C’è una specie di stortura quando ci si ritrova a leggere di qualcosa di estremamente lontano da noi: qualcosa che sappiamo esistere ma che non riconosciamo perché è sempre stata nascosta, invisibile alla nostra esperienza quotidiana. Poi questa cosa ci viene spiattellata in faccia – in un romanzo, in tal caso – e la stortura si percepisce forte. Perché ne sentiamo parlare, o anche, perché ne sentiamo parlare solo adesso, e per di più in modo così delicato e naturale, come fosse una cosa sempre esistita? La risposta è semplice: perché è sempre esistita.
Sentir parlare di detenzione minorile, su di me, ha fatto questo effetto. Nisida è a poco più di un’ora di macchina da casa mia (vivo nella stessa città che è stata anche la città della gioventù della Parrella), eppure il mio pensiero non vola mai verso quella parte del mare. Vado a Napoli e quello che vedo è la maestosità della città e della sua capacità di essere una donna bella e deturpata, ma non penso mai a Nisida. Non credo ci sia qualcuno che, pensando a Napoli, pensi a Nisida in prima istanza. Forse solo chi ha lasciato un pezzo di sè lì dentro, o chi ha ancora qualcosa a che spartire con quel luogo non-luogo.
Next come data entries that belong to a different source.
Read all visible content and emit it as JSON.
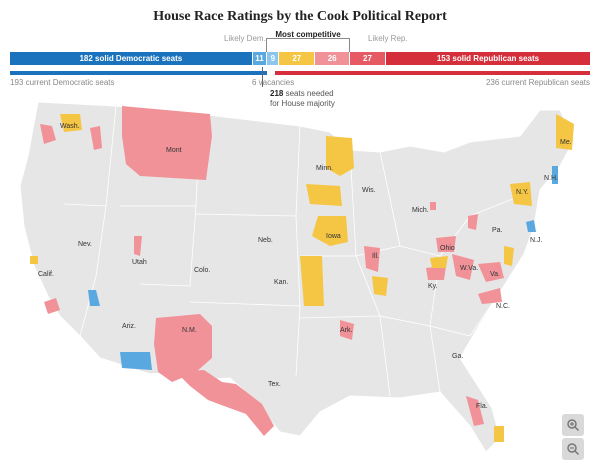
{
  "title": "House Race Ratings by the Cook Political Report",
  "colors": {
    "solid_dem": "#1b73bd",
    "likely_dem": "#5aa8e0",
    "lean_dem": "#8cc5ee",
    "tossup": "#f5c544",
    "lean_rep": "#f19299",
    "likely_rep": "#e55a63",
    "solid_rep": "#d42f3b",
    "land": "#e6e6e6",
    "border": "#ffffff"
  },
  "ratings": {
    "above_labels": {
      "likely_dem": "Likely Dem.",
      "most_competitive": "Most competitive",
      "likely_rep": "Likely Rep."
    },
    "segments": [
      {
        "key": "solid_dem",
        "value": 182,
        "label": "182 solid Democratic seats"
      },
      {
        "key": "likely_dem",
        "value": 11,
        "label": "11"
      },
      {
        "key": "lean_dem",
        "value": 9,
        "label": "9"
      },
      {
        "key": "tossup",
        "value": 27,
        "label": "27"
      },
      {
        "key": "lean_rep",
        "value": 26,
        "label": "26"
      },
      {
        "key": "likely_rep",
        "value": 27,
        "label": "27"
      },
      {
        "key": "solid_rep",
        "value": 153,
        "label": "153 solid Republican seats"
      }
    ]
  },
  "current": {
    "dem": 193,
    "vacancies": 6,
    "rep": 236,
    "dem_label": "193 current Democratic seats",
    "vacancies_label": "6 vacancies",
    "rep_label": "236 current Republican seats"
  },
  "majority": {
    "seats": "218",
    "text_after": " seats needed",
    "line2": "for House majority"
  },
  "state_labels": {
    "wash": "Wash.",
    "mont": "Mont",
    "minn": "Minn.",
    "wis": "Wis.",
    "me": "Me.",
    "ny": "N.Y.",
    "nh": "N.H.",
    "mich": "Mich.",
    "pa": "Pa.",
    "nj": "N.J.",
    "nev": "Nev.",
    "neb": "Neb.",
    "iowa": "Iowa",
    "ohio": "Ohio",
    "calif": "Calif.",
    "utah": "Utah",
    "colo": "Colo.",
    "ill": "Ill.",
    "wva": "W.Va.",
    "va": "Va.",
    "kan": "Kan.",
    "ky": "Ky.",
    "nc": "N.C.",
    "ariz": "Ariz.",
    "nm": "N.M.",
    "ark": "Ark.",
    "ga": "Ga.",
    "tex": "Tex.",
    "fla": "Fla."
  },
  "zoom": {
    "in_icon": "zoom-in-icon",
    "out_icon": "zoom-out-icon"
  }
}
La Parrella ci mette davanti all’evidenza che, però, Nisida è un posto dove vivono ragazzi, dove ci sono esseri umani in divenire e che – come tutti – respirano e pensano. Elisabetta Maiorano è la testimone che ci mette davanti alle vite di questi altri: quei ragazzi che non vengono mai in mente, ma che ci sono: delinquono fuori dal carcere e poi scompaiono, non sappiamo che fine fanno. Vanno a Nisida, o qualsiasi altra Nisida nel mondo.
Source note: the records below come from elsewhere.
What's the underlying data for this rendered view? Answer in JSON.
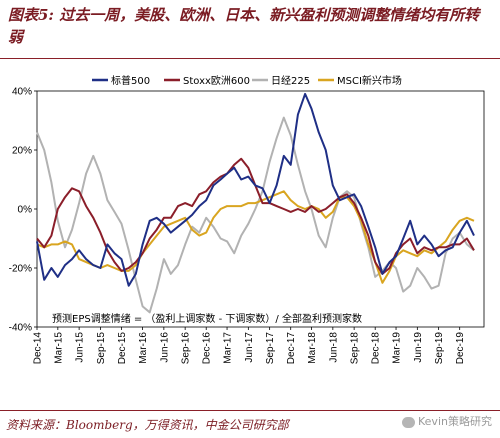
{
  "title": "图表5: 过去一周，美股、欧洲、日本、新兴盈利预测调整情绪均有所转弱",
  "source": "资料来源：Bloomberg，万得资讯，中金公司研究部",
  "watermark": "Kevin策略研究",
  "chart_data": {
    "type": "line",
    "title": "",
    "xlabel": "",
    "ylabel": "",
    "ylim": [
      -40,
      40
    ],
    "yticks": [
      40,
      20,
      0,
      -20,
      -40
    ],
    "ytick_labels": [
      "40%",
      "20%",
      "0%",
      "-20%",
      "-40%"
    ],
    "xlim": [
      "2014-12-01",
      "2020-03-15"
    ],
    "xticks": [
      {
        "date": "2014-12-01",
        "label": "Dec-14"
      },
      {
        "date": "2015-03-01",
        "label": "Mar-15"
      },
      {
        "date": "2015-06-01",
        "label": "Jun-15"
      },
      {
        "date": "2015-09-01",
        "label": "Sep-15"
      },
      {
        "date": "2015-12-01",
        "label": "Dec-15"
      },
      {
        "date": "2016-03-01",
        "label": "Mar-16"
      },
      {
        "date": "2016-06-01",
        "label": "Jun-16"
      },
      {
        "date": "2016-09-01",
        "label": "Sep-16"
      },
      {
        "date": "2016-12-01",
        "label": "Dec-16"
      },
      {
        "date": "2017-03-01",
        "label": "Mar-17"
      },
      {
        "date": "2017-06-01",
        "label": "Jun-17"
      },
      {
        "date": "2017-09-01",
        "label": "Sep-17"
      },
      {
        "date": "2017-12-01",
        "label": "Dec-17"
      },
      {
        "date": "2018-03-01",
        "label": "Mar-18"
      },
      {
        "date": "2018-06-01",
        "label": "Jun-18"
      },
      {
        "date": "2018-09-01",
        "label": "Sep-18"
      },
      {
        "date": "2018-12-01",
        "label": "Dec-18"
      },
      {
        "date": "2019-03-01",
        "label": "Mar-19"
      },
      {
        "date": "2019-06-01",
        "label": "Jun-19"
      },
      {
        "date": "2019-09-01",
        "label": "Sep-19"
      },
      {
        "date": "2019-12-01",
        "label": "Dec-19"
      }
    ],
    "grid": false,
    "legend_position": "top",
    "annotation": "预测EPS调整情绪 = （盈利上调家数 - 下调家数）/ 全部盈利预测家数",
    "series": [
      {
        "name": "标普500",
        "color": "#1f2f86",
        "points": [
          [
            "2014-12-01",
            -11
          ],
          [
            "2015-01-01",
            -24
          ],
          [
            "2015-02-01",
            -20
          ],
          [
            "2015-03-01",
            -23
          ],
          [
            "2015-04-01",
            -19
          ],
          [
            "2015-05-01",
            -17
          ],
          [
            "2015-06-01",
            -14
          ],
          [
            "2015-07-01",
            -17
          ],
          [
            "2015-08-01",
            -19
          ],
          [
            "2015-09-01",
            -20
          ],
          [
            "2015-10-01",
            -12
          ],
          [
            "2015-11-01",
            -15
          ],
          [
            "2015-12-01",
            -17
          ],
          [
            "2016-01-01",
            -26
          ],
          [
            "2016-02-01",
            -22
          ],
          [
            "2016-03-01",
            -12
          ],
          [
            "2016-04-01",
            -4
          ],
          [
            "2016-05-01",
            -3
          ],
          [
            "2016-06-01",
            -5
          ],
          [
            "2016-07-01",
            -8
          ],
          [
            "2016-08-01",
            -6
          ],
          [
            "2016-09-01",
            -4
          ],
          [
            "2016-10-01",
            -2
          ],
          [
            "2016-11-01",
            1
          ],
          [
            "2016-12-01",
            3
          ],
          [
            "2017-01-01",
            8
          ],
          [
            "2017-02-01",
            10
          ],
          [
            "2017-03-01",
            12
          ],
          [
            "2017-04-01",
            14
          ],
          [
            "2017-05-01",
            10
          ],
          [
            "2017-06-01",
            11
          ],
          [
            "2017-07-01",
            8
          ],
          [
            "2017-08-01",
            7
          ],
          [
            "2017-09-01",
            2
          ],
          [
            "2017-10-01",
            8
          ],
          [
            "2017-11-01",
            18
          ],
          [
            "2017-12-01",
            15
          ],
          [
            "2018-01-01",
            32
          ],
          [
            "2018-02-01",
            39
          ],
          [
            "2018-03-01",
            34
          ],
          [
            "2018-04-01",
            26
          ],
          [
            "2018-05-01",
            20
          ],
          [
            "2018-06-01",
            8
          ],
          [
            "2018-07-01",
            3
          ],
          [
            "2018-08-01",
            4
          ],
          [
            "2018-09-01",
            5
          ],
          [
            "2018-10-01",
            1
          ],
          [
            "2018-11-01",
            -6
          ],
          [
            "2018-12-01",
            -13
          ],
          [
            "2019-01-01",
            -22
          ],
          [
            "2019-02-01",
            -18
          ],
          [
            "2019-03-01",
            -16
          ],
          [
            "2019-04-01",
            -10
          ],
          [
            "2019-05-01",
            -4
          ],
          [
            "2019-06-01",
            -12
          ],
          [
            "2019-07-01",
            -9
          ],
          [
            "2019-08-01",
            -12
          ],
          [
            "2019-09-01",
            -16
          ],
          [
            "2019-10-01",
            -14
          ],
          [
            "2019-11-01",
            -13
          ],
          [
            "2019-12-01",
            -8
          ],
          [
            "2020-01-01",
            -4
          ],
          [
            "2020-02-01",
            -9
          ]
        ]
      },
      {
        "name": "Stoxx欧洲600",
        "color": "#8b1e2a",
        "points": [
          [
            "2014-12-01",
            -10
          ],
          [
            "2015-01-01",
            -13
          ],
          [
            "2015-02-01",
            -9
          ],
          [
            "2015-03-01",
            0
          ],
          [
            "2015-04-01",
            4
          ],
          [
            "2015-05-01",
            7
          ],
          [
            "2015-06-01",
            6
          ],
          [
            "2015-07-01",
            1
          ],
          [
            "2015-08-01",
            -3
          ],
          [
            "2015-09-01",
            -8
          ],
          [
            "2015-10-01",
            -14
          ],
          [
            "2015-11-01",
            -18
          ],
          [
            "2015-12-01",
            -21
          ],
          [
            "2016-01-01",
            -20
          ],
          [
            "2016-02-01",
            -18
          ],
          [
            "2016-03-01",
            -15
          ],
          [
            "2016-04-01",
            -10
          ],
          [
            "2016-05-01",
            -7
          ],
          [
            "2016-06-01",
            -3
          ],
          [
            "2016-07-01",
            -3
          ],
          [
            "2016-08-01",
            1
          ],
          [
            "2016-09-01",
            2
          ],
          [
            "2016-10-01",
            1
          ],
          [
            "2016-11-01",
            5
          ],
          [
            "2016-12-01",
            6
          ],
          [
            "2017-01-01",
            9
          ],
          [
            "2017-02-01",
            11
          ],
          [
            "2017-03-01",
            12
          ],
          [
            "2017-04-01",
            15
          ],
          [
            "2017-05-01",
            17
          ],
          [
            "2017-06-01",
            14
          ],
          [
            "2017-07-01",
            8
          ],
          [
            "2017-08-01",
            2
          ],
          [
            "2017-09-01",
            2
          ],
          [
            "2017-10-01",
            1
          ],
          [
            "2017-11-01",
            0
          ],
          [
            "2017-12-01",
            -1
          ],
          [
            "2018-01-01",
            0
          ],
          [
            "2018-02-01",
            -1
          ],
          [
            "2018-03-01",
            1
          ],
          [
            "2018-04-01",
            -1
          ],
          [
            "2018-05-01",
            0
          ],
          [
            "2018-06-01",
            2
          ],
          [
            "2018-07-01",
            4
          ],
          [
            "2018-08-01",
            5
          ],
          [
            "2018-09-01",
            2
          ],
          [
            "2018-10-01",
            -3
          ],
          [
            "2018-11-01",
            -9
          ],
          [
            "2018-12-01",
            -18
          ],
          [
            "2019-01-01",
            -22
          ],
          [
            "2019-02-01",
            -20
          ],
          [
            "2019-03-01",
            -15
          ],
          [
            "2019-04-01",
            -12
          ],
          [
            "2019-05-01",
            -10
          ],
          [
            "2019-06-01",
            -15
          ],
          [
            "2019-07-01",
            -13
          ],
          [
            "2019-08-01",
            -14
          ],
          [
            "2019-09-01",
            -13
          ],
          [
            "2019-10-01",
            -13
          ],
          [
            "2019-11-01",
            -12
          ],
          [
            "2019-12-01",
            -12
          ],
          [
            "2020-01-01",
            -10
          ],
          [
            "2020-02-01",
            -14
          ]
        ]
      },
      {
        "name": "日经225",
        "color": "#b2b2b2",
        "points": [
          [
            "2014-12-01",
            26
          ],
          [
            "2015-01-01",
            20
          ],
          [
            "2015-02-01",
            9
          ],
          [
            "2015-03-01",
            -4
          ],
          [
            "2015-04-01",
            -13
          ],
          [
            "2015-05-01",
            -7
          ],
          [
            "2015-06-01",
            2
          ],
          [
            "2015-07-01",
            12
          ],
          [
            "2015-08-01",
            18
          ],
          [
            "2015-09-01",
            12
          ],
          [
            "2015-10-01",
            3
          ],
          [
            "2015-11-01",
            -1
          ],
          [
            "2015-12-01",
            -5
          ],
          [
            "2016-01-01",
            -14
          ],
          [
            "2016-02-01",
            -24
          ],
          [
            "2016-03-01",
            -33
          ],
          [
            "2016-04-01",
            -35
          ],
          [
            "2016-05-01",
            -27
          ],
          [
            "2016-06-01",
            -17
          ],
          [
            "2016-07-01",
            -22
          ],
          [
            "2016-08-01",
            -19
          ],
          [
            "2016-09-01",
            -12
          ],
          [
            "2016-10-01",
            -6
          ],
          [
            "2016-11-01",
            -8
          ],
          [
            "2016-12-01",
            -3
          ],
          [
            "2017-01-01",
            -6
          ],
          [
            "2017-02-01",
            -10
          ],
          [
            "2017-03-01",
            -11
          ],
          [
            "2017-04-01",
            -15
          ],
          [
            "2017-05-01",
            -9
          ],
          [
            "2017-06-01",
            -5
          ],
          [
            "2017-07-01",
            0
          ],
          [
            "2017-08-01",
            6
          ],
          [
            "2017-09-01",
            16
          ],
          [
            "2017-10-01",
            24
          ],
          [
            "2017-11-01",
            31
          ],
          [
            "2017-12-01",
            25
          ],
          [
            "2018-01-01",
            15
          ],
          [
            "2018-02-01",
            6
          ],
          [
            "2018-03-01",
            0
          ],
          [
            "2018-04-01",
            -9
          ],
          [
            "2018-05-01",
            -13
          ],
          [
            "2018-06-01",
            -3
          ],
          [
            "2018-07-01",
            4
          ],
          [
            "2018-08-01",
            6
          ],
          [
            "2018-09-01",
            4
          ],
          [
            "2018-10-01",
            -5
          ],
          [
            "2018-11-01",
            -13
          ],
          [
            "2018-12-01",
            -23
          ],
          [
            "2019-01-01",
            -21
          ],
          [
            "2019-02-01",
            -18
          ],
          [
            "2019-03-01",
            -20
          ],
          [
            "2019-04-01",
            -28
          ],
          [
            "2019-05-01",
            -26
          ],
          [
            "2019-06-01",
            -20
          ],
          [
            "2019-07-01",
            -23
          ],
          [
            "2019-08-01",
            -27
          ],
          [
            "2019-09-01",
            -26
          ],
          [
            "2019-10-01",
            -15
          ],
          [
            "2019-11-01",
            -10
          ],
          [
            "2019-12-01",
            -8
          ],
          [
            "2020-01-01",
            -12
          ],
          [
            "2020-02-01",
            -14
          ]
        ]
      },
      {
        "name": "MSCI新兴市场",
        "color": "#d9a520",
        "points": [
          [
            "2014-12-01",
            -12
          ],
          [
            "2015-01-01",
            -13
          ],
          [
            "2015-02-01",
            -12
          ],
          [
            "2015-03-01",
            -12
          ],
          [
            "2015-04-01",
            -11
          ],
          [
            "2015-05-01",
            -12
          ],
          [
            "2015-06-01",
            -17
          ],
          [
            "2015-07-01",
            -18
          ],
          [
            "2015-08-01",
            -19
          ],
          [
            "2015-09-01",
            -20
          ],
          [
            "2015-10-01",
            -19
          ],
          [
            "2015-11-01",
            -20
          ],
          [
            "2015-12-01",
            -21
          ],
          [
            "2016-01-01",
            -21
          ],
          [
            "2016-02-01",
            -19
          ],
          [
            "2016-03-01",
            -15
          ],
          [
            "2016-04-01",
            -12
          ],
          [
            "2016-05-01",
            -9
          ],
          [
            "2016-06-01",
            -6
          ],
          [
            "2016-07-01",
            -5
          ],
          [
            "2016-08-01",
            -4
          ],
          [
            "2016-09-01",
            -3
          ],
          [
            "2016-10-01",
            -7
          ],
          [
            "2016-11-01",
            -9
          ],
          [
            "2016-12-01",
            -8
          ],
          [
            "2017-01-01",
            -3
          ],
          [
            "2017-02-01",
            0
          ],
          [
            "2017-03-01",
            1
          ],
          [
            "2017-04-01",
            1
          ],
          [
            "2017-05-01",
            1
          ],
          [
            "2017-06-01",
            2
          ],
          [
            "2017-07-01",
            2
          ],
          [
            "2017-08-01",
            3
          ],
          [
            "2017-09-01",
            4
          ],
          [
            "2017-10-01",
            5
          ],
          [
            "2017-11-01",
            6
          ],
          [
            "2017-12-01",
            3
          ],
          [
            "2018-01-01",
            1
          ],
          [
            "2018-02-01",
            0
          ],
          [
            "2018-03-01",
            1
          ],
          [
            "2018-04-01",
            0
          ],
          [
            "2018-05-01",
            -3
          ],
          [
            "2018-06-01",
            -1
          ],
          [
            "2018-07-01",
            4
          ],
          [
            "2018-08-01",
            4
          ],
          [
            "2018-09-01",
            1
          ],
          [
            "2018-10-01",
            -4
          ],
          [
            "2018-11-01",
            -12
          ],
          [
            "2018-12-01",
            -18
          ],
          [
            "2019-01-01",
            -25
          ],
          [
            "2019-02-01",
            -21
          ],
          [
            "2019-03-01",
            -16
          ],
          [
            "2019-04-01",
            -14
          ],
          [
            "2019-05-01",
            -15
          ],
          [
            "2019-06-01",
            -16
          ],
          [
            "2019-07-01",
            -14
          ],
          [
            "2019-08-01",
            -15
          ],
          [
            "2019-09-01",
            -13
          ],
          [
            "2019-10-01",
            -11
          ],
          [
            "2019-11-01",
            -7
          ],
          [
            "2019-12-01",
            -4
          ],
          [
            "2020-01-01",
            -3
          ],
          [
            "2020-02-01",
            -4
          ]
        ]
      }
    ]
  }
}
Elisabetta Maiorano è una donna con una tragedia alle spalle che non sembra aver ancora del tutto perdonato, non ha abbandonato quel cordone ombelicale che la lega al passato. E così, cercando di sopravvivere allo sbalzo emotivo enorme che le causa il suo lavoro di maestra, cerca di fare della sua quotidianità un simbolo di ciò che è stato.
In questo romanzo, il quotidiano è la chiave interpretativa di una vita intera: attraverso gesti ricorrenti, degli orecchini in oro, un letto a due piazze e le porte del bagno sempre aperte, Elisabetta Maiorano ripercorre il suo dolore e gli conferisce dignità, grazie alla ricorsività degli eventi e alla sua incapacità di lasciare andare il dolore e far restare solo l’amore.
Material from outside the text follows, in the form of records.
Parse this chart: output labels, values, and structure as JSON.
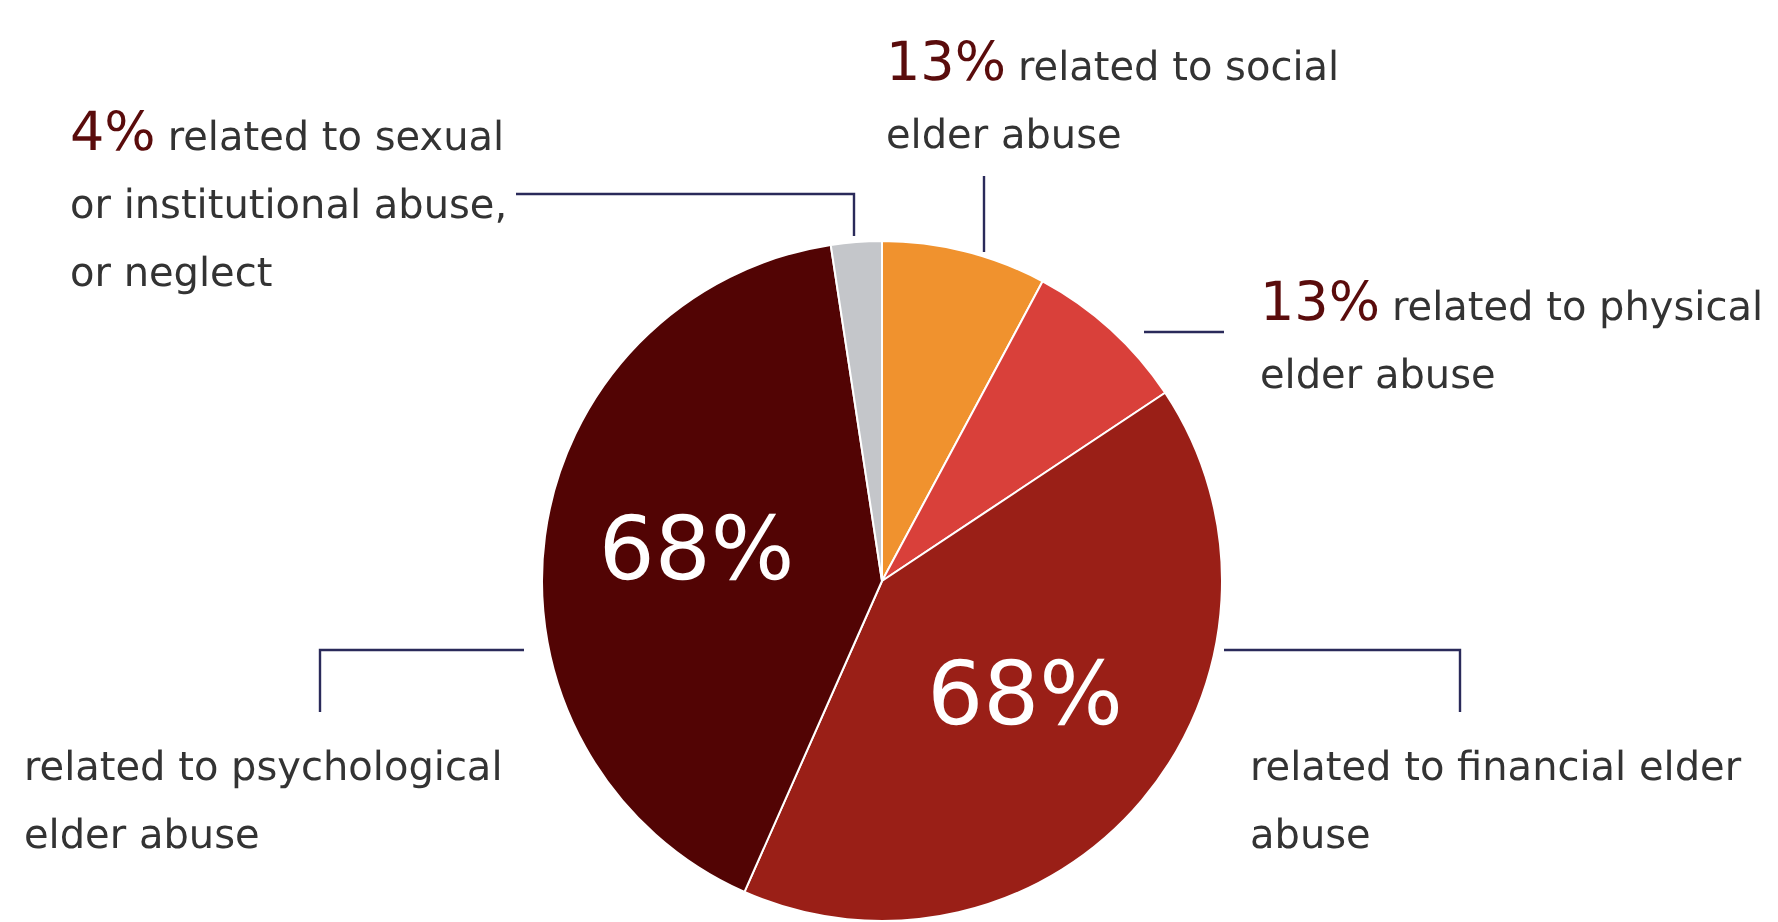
{
  "chart_data": {
    "type": "pie",
    "categories": [
      "related to social elder abuse",
      "related to physical elder abuse",
      "related to financial elder abuse",
      "related to psychological elder abuse",
      "related to sexual or institutional abuse, or neglect"
    ],
    "values": [
      13,
      13,
      68,
      68,
      4
    ],
    "value_labels": [
      "13%",
      "13%",
      "68%",
      "68%",
      "4%"
    ],
    "colors": [
      "#f0922e",
      "#d9403a",
      "#9a1f17",
      "#520404",
      "#c4c6ca"
    ],
    "legend": false
  }
}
Almarina è una degli “altri”, una di quelle ragazze distrutte ancor prima di poter diventare donne: ha sofferto, e probabilmente soffrirà per sempre. Ma nella sua sofferenza, Elisabetta trova una somiglianza con quella ragazza interrotta, e se ne fa carico. La sua voglia di maternità, anch’essa interrotta ancor che fosse tempo, rifiorisce in questo legame così estemporaneo e forte.
Questo romanzo porta con sè non solo una bellezza estetica della parola scritta, ma anche un carico emotivo quasi palpabile: sembra di poter sentire il dolore e la speranza, di poter toccare il desiderio di maternità di Elisabetta e la purezza di Almarina. Il romanzo riesce a far capire come la maternità non si identifichi con una gravidanza e neanche con l’età anagrafica, nè con i legami di sangue: una mamma è mamma perchè sceglie l’amore, così come un padre è tale perchè sceglie l’amore.
Più di tutto, penso che questo romanzo mi abbia fatto sentire fortunata. Ripercorrendo il romanzo, ho avuto come l’istinto di fare un bilancio generale dei miei legami, delle mie fortune e delle mie sfortune. E sono arrivata alla conclusione che, probabilmente, affacciare lo sguardo verso Nisida non solo mi ha fatto ricordare che ci sono “altri” oltre le persone che vedo e che amo, ma che – dopotutto – nell’esistenza è importante solo l’amore, il resto è un accessorio di lusso.